Figure 1: Surface-volume atlases of the infant brain. Transverse and coronal sections of the T1-weighted atlases spanning 2 weeks to 24 months (top). White (blue) and pial (red) surfaces of the cortical atlases overlaid onto the brain tissue atlases (middle). Lateral and medial views of the white surface atlases colored by a geometric property called average convexity (bottom).

IBA will facilitate the creation of growth models of healthy infants to pinpoint aberrations due to neuropsychiatric disorders. Our atlases can be leveraged for aggregating information from multiple imaging modalities, such as diffusion and functional MRI, to give a more complete picture of brain development. These atlases ( will be an indispensable resource for brain researchers interested in understanding the most rapid and arguably the most influential phase of human brain development.
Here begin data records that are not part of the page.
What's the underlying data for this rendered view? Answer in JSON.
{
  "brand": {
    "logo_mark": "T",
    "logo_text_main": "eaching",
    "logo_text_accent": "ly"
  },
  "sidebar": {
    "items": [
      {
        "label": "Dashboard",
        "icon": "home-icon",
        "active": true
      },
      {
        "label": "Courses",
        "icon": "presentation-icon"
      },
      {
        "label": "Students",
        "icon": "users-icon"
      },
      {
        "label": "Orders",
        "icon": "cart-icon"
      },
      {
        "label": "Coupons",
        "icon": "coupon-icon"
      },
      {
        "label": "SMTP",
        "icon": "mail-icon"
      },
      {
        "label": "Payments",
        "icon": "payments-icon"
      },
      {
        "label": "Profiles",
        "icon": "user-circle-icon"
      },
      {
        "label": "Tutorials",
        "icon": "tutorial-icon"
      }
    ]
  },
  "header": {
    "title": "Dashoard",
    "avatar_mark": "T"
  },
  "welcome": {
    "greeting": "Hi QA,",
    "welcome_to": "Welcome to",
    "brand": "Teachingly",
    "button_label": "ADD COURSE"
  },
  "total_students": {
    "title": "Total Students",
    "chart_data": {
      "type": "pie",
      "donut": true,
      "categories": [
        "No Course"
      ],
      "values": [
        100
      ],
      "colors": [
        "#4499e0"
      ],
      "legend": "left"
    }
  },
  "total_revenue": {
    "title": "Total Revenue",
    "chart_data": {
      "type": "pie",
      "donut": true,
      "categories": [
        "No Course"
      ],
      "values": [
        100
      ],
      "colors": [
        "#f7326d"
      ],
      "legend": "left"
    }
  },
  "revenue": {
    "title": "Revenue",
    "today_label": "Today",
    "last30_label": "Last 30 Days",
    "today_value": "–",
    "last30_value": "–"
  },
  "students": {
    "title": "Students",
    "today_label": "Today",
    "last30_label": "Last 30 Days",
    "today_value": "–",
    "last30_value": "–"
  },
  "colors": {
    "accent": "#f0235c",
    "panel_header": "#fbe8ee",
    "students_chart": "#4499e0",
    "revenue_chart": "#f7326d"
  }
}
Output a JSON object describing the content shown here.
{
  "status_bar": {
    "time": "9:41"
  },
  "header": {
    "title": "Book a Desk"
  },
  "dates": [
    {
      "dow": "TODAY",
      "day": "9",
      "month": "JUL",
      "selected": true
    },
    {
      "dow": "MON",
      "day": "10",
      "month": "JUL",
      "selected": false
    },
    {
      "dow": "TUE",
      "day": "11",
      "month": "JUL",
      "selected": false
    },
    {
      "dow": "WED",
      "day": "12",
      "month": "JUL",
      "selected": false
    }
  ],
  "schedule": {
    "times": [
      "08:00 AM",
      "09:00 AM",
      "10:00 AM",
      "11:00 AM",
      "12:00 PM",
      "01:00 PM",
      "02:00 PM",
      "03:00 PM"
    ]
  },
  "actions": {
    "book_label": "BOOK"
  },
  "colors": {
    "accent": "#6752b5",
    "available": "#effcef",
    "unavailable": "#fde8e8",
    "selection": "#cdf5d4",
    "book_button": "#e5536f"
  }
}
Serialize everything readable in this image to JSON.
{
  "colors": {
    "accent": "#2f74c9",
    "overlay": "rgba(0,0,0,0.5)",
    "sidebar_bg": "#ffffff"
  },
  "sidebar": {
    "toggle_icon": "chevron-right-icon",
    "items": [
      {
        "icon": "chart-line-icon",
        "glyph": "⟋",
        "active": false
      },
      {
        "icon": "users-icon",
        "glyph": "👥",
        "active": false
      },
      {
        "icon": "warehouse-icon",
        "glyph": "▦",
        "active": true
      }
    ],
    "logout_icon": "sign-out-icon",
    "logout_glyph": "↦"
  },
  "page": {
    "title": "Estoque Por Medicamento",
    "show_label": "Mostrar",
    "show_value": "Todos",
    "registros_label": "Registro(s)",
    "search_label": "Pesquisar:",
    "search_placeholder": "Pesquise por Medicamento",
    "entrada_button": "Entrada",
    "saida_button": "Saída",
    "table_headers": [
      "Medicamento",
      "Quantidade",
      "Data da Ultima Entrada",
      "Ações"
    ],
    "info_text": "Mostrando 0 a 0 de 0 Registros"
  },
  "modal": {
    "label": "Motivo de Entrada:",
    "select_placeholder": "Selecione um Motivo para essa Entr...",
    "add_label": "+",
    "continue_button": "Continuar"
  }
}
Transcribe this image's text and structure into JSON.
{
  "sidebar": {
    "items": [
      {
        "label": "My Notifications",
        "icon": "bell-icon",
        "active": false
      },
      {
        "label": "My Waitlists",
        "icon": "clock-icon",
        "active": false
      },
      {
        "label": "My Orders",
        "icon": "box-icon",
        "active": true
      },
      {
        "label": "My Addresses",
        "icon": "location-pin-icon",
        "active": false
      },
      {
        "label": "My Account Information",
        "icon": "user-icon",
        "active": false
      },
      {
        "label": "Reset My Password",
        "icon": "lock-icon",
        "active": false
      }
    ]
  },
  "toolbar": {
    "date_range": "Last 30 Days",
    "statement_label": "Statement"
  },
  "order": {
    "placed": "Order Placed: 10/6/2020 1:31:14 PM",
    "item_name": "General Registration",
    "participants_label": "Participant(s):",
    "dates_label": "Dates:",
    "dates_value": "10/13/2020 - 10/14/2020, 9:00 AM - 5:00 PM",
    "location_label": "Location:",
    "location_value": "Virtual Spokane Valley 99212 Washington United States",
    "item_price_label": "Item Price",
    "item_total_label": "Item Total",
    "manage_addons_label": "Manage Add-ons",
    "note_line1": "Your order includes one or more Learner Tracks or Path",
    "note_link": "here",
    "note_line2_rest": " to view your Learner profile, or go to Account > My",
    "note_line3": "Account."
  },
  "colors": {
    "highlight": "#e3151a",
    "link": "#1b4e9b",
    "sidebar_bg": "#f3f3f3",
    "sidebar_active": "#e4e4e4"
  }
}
[1] Holland, D. et al. Structural growth trajectories and rates of change in the first 3 months of infant brain development. JAMA Neurol. 71, 1266–1274 (2014).

[2] Howell, B.R. et al. The UNC/UMN Baby Connectome Project (BCP): An overview of the study design and protocol development. Neuroimage. 185, 891–905 (2019).

[3] Ahmad, S. et al. Surface-constrained volumetric registration for the early developing brain. Med. Image Anal. 58, 101540 (2019).